Voici ce que le studio a confirmé concernant les grands axes de gameplay de Control: Resonant :
- Exploration semi-ouverte dans un Manhattan fractalisé, avec des zones évolutives et des événements dynamiques
- Système de pouvoirs évolutifs permettant de personnaliser Dylan selon son style de jeu
- Combats de mêlée intenses centrés sur l’Aberrant, arme polymorphe à transformation rapide
- Narration standalone mais profondément ancrée dans le Remedy Connected Universe
- Monde vivant avec gravité déformée, réalités fracturées et menaces changeantes selon les zones
Ce que la bande-annonce révèle sur le ton et l’ambition visuelle de Remedy
Un trailer de jeu vidéo est rarement un document anodin. Celui de Control: Resonant, présenté aux Game Awards 2025, est une déclaration d’intention. Il enchaîne des cinématiques soignées avec des séquences de gameplay pur, sans jamais perdre son fil narratif. La direction artistique reste fidèle au surréalisme brutal du premier opus : monochromie brisée par des éclats de lumière anormale, architectures impossibles, créatures issues d’un cauchemar éveillé. Mais l’échelle est incommensurément plus grande.

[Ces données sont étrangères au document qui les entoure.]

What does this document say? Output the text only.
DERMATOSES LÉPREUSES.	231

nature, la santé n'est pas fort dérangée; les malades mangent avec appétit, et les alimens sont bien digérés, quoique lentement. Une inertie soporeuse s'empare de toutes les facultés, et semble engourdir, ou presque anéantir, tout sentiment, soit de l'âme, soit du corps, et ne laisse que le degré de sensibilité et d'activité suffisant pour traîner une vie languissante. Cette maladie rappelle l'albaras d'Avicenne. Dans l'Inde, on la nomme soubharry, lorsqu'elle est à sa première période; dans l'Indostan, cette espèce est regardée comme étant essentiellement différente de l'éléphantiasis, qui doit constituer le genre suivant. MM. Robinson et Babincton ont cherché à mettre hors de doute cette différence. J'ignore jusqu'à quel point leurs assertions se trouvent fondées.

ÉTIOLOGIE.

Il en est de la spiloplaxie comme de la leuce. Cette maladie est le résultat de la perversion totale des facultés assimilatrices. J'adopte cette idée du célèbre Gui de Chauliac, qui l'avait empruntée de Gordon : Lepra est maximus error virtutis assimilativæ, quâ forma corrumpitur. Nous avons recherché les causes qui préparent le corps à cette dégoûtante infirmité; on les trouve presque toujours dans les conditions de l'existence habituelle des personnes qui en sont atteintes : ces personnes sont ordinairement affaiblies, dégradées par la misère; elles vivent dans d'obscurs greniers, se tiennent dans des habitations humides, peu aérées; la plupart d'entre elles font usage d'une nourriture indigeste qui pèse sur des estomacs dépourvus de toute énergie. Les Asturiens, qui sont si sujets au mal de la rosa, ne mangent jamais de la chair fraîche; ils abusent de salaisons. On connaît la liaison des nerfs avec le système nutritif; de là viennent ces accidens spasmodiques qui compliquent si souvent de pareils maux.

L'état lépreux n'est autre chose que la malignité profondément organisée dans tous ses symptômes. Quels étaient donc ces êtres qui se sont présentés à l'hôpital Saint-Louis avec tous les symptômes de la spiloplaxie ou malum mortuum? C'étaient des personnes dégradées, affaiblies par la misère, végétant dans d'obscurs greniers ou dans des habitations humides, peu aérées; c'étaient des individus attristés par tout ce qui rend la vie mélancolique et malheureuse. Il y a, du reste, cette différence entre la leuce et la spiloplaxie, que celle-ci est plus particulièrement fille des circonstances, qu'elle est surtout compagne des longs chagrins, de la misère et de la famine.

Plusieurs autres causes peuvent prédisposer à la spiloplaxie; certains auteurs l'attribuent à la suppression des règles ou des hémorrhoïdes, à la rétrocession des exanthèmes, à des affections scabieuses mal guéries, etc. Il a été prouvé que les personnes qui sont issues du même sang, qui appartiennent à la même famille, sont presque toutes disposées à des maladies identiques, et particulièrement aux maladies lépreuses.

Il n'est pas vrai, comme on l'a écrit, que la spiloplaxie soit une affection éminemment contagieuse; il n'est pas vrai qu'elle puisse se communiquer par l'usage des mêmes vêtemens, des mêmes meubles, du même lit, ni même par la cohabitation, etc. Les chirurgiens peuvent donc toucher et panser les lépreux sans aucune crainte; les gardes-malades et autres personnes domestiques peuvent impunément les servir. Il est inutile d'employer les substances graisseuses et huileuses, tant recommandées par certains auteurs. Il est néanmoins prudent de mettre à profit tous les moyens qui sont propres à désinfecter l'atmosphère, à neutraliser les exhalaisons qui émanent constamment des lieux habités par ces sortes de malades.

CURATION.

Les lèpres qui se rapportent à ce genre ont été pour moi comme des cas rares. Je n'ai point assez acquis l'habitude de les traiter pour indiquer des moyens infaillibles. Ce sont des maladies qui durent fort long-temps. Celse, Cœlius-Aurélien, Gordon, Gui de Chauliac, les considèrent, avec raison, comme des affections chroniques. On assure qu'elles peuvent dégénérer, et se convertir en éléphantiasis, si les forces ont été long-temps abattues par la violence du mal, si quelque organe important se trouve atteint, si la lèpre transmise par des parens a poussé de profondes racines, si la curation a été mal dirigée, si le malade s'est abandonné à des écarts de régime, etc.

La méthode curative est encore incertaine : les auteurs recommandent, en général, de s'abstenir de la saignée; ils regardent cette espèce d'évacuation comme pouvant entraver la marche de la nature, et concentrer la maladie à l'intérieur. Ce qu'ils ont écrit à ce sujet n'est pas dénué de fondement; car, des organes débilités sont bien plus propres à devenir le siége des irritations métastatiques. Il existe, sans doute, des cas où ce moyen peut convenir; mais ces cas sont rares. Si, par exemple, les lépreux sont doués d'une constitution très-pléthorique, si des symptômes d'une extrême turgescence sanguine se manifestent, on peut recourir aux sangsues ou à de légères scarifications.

Dylan bondit entre des plateformes qui défient la physique, tord la réalité autour de lui, pulvérise des hordes de créatures surnaturelles avec une fluidité qui tranche avec le rythme parfois pesant du premier Control. Le suspense est maintenu de bout en bout, notamment grâce à un montage qui alterne révélations scénaristiques et séquences d’action. Les références aux objets de pouvoir du FBC, disséminées dans le décor, récompensent l’oeil attentif.
Mikael Kasurinen, co-directeur créatif chez Remedy, a confirmé que la fin du jeu sera délibérément ouverte, laissant la place à des suites ou des extensions narratives. Cette posture tranche avec les tendances actuelles à vouloir tout résoudre dans un seul opus. Après le résultat mitigé de FBC: Firebreak, le studio a clairement recalibré sa trajectoire pour miser sur ce qui a fait la réputation de Control : une narration dense, une identité visuelle forte, et une mécanique de jeu qui surprend à chaque heure de jeu. Control: Resonant semble être la réponse la plus directe à ceux qui attendaient que Remedy se surpasse vraiment.

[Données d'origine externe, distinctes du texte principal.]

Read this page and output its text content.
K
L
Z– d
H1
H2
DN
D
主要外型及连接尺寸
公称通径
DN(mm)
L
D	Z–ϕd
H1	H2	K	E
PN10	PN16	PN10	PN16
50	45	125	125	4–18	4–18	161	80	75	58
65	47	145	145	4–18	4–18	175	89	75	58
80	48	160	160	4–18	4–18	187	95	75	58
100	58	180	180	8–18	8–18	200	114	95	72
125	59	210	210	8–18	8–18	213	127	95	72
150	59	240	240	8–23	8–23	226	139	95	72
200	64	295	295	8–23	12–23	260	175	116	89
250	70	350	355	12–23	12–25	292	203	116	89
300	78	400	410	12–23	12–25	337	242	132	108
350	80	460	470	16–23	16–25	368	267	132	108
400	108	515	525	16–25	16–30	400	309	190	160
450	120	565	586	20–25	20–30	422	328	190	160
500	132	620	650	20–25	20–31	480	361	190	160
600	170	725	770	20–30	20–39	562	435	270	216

Control: Resonant est-il une suite directe du premier Control ?
Control: Resonant est une suite narrative qui prolonge les événements du premier opus, mais il est conçu pour être accessible sans avoir joué au jeu original. Les nouveaux joueurs peuvent embarquer directement, tandis que les fans retrouveront des personnages, des lieux et des références qui enrichissent leur expérience.

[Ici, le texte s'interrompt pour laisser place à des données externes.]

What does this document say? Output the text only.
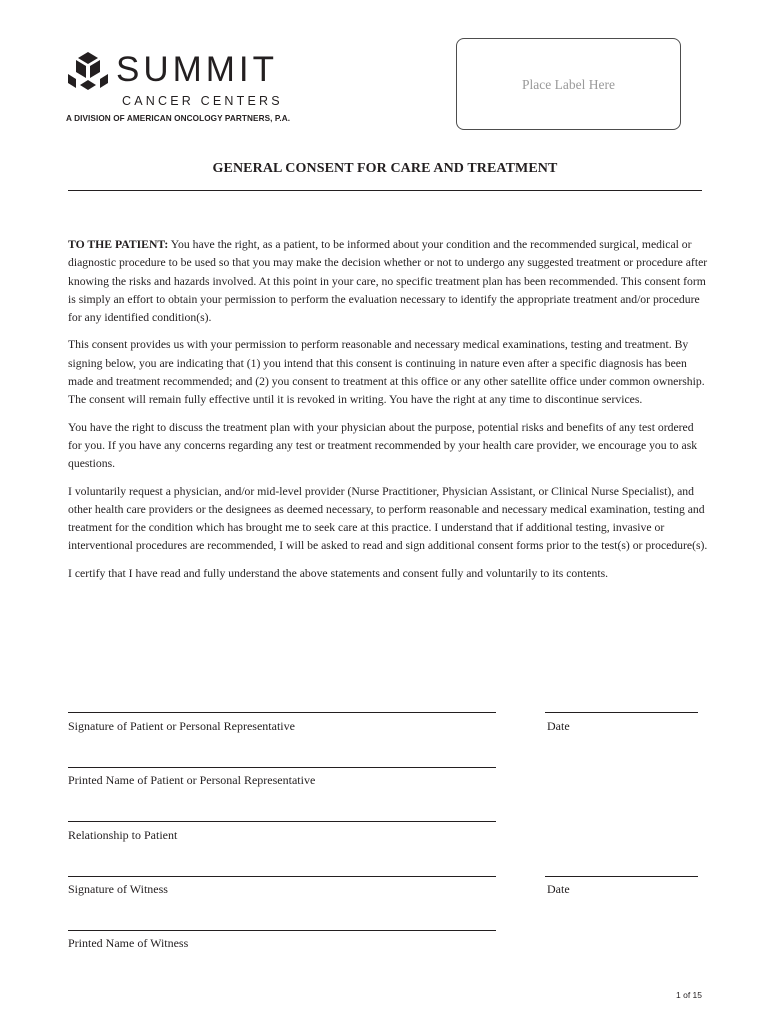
SUMMIT
CANCER CENTERS
A DIVISION OF AMERICAN ONCOLOGY PARTNERS, P.A.
Place Label Here
GENERAL CONSENT FOR CARE AND TREATMENT

TO THE PATIENT: You have the right, as a patient, to be informed about your condition and the recommended surgical, medical or diagnostic procedure to be used so that you may make the decision whether or not to undergo any suggested treatment or procedure after knowing the risks and hazards involved. At this point in your care, no specific treatment plan has been recommended. This consent form is simply an effort to obtain your permission to perform the evaluation necessary to identify the appropriate treatment and/or procedure for any identified condition(s).

This consent provides us with your permission to perform reasonable and necessary medical examinations, testing and treatment. By signing below, you are indicating that (1) you intend that this consent is continuing in nature even after a specific diagnosis has been made and treatment recommended; and (2) you consent to treatment at this office or any other satellite office under common ownership. The consent will remain fully effective until it is revoked in writing. You have the right at any time to discontinue services.

You have the right to discuss the treatment plan with your physician about the purpose, potential risks and benefits of any test ordered for you. If you have any concerns regarding any test or treatment recommended by your health care provider, we encourage you to ask questions.

I voluntarily request a physician, and/or mid-level provider (Nurse Practitioner, Physician Assistant, or Clinical Nurse Specialist), and other health care providers or the designees as deemed necessary, to perform reasonable and necessary medical examination, testing and treatment for the condition which has brought me to seek care at this practice. I understand that if additional testing, invasive or interventional procedures are recommended, I will be asked to read and sign additional consent forms prior to the test(s) or procedure(s).

I certify that I have read and fully understand the above statements and consent fully and voluntarily to its contents.

Signature of Patient or Personal Representative	Date
Printed Name of Patient or Personal Representative
Relationship to Patient
Signature of Witness	Date
Printed Name of Witness
1 of 15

Sur quelles plateformes Control: Resonant sera-t-il disponible ?
Control: Resonant est prévu sur PS5, Xbox Series X|S, PC via Steam et Epic Games Store, ainsi que sur Mac. Aucune version pour les consoles de génération précédente n’a été annoncée.
Qui est Dylan Faden et quel est son rôle dans Control: Resonant ?
Dylan Faden est le frère de Jesse Faden, la protagoniste du premier Control. Ancien prisonnier du Bureau Fédéral de Contrôle, il est libéré pour affronter une crise paranormale à Manhattan. Son parcours est celui d’un homme qui lutte pour préserver son humanité tout en maîtrisant des pouvoirs surnaturels.
Control: Resonant est-il lié à Alan Wake 2 ?
Oui. Control: Resonant s’inscrit dans le Remedy Connected Universe, l’écosystème narratif partagé que le studio développe depuis plusieurs années. Des connexions explicites avec Alan Wake 2 sont présentes dans le scénario, bien qu’il ne soit pas indispensable d’avoir joué à ce titre pour comprendre l’histoire de Resonant.
Quelle est la date de sortie prévue pour Control: Resonant ?
Control: Resonant est annoncé pour 2026. Aucune date précise n’a été communiquée au-delà de cette fenêtre de sortie, mais Remedy a confirmé que des informations complémentaires sur le gameplay et le scénario seront dévoilées dans les mois à venir.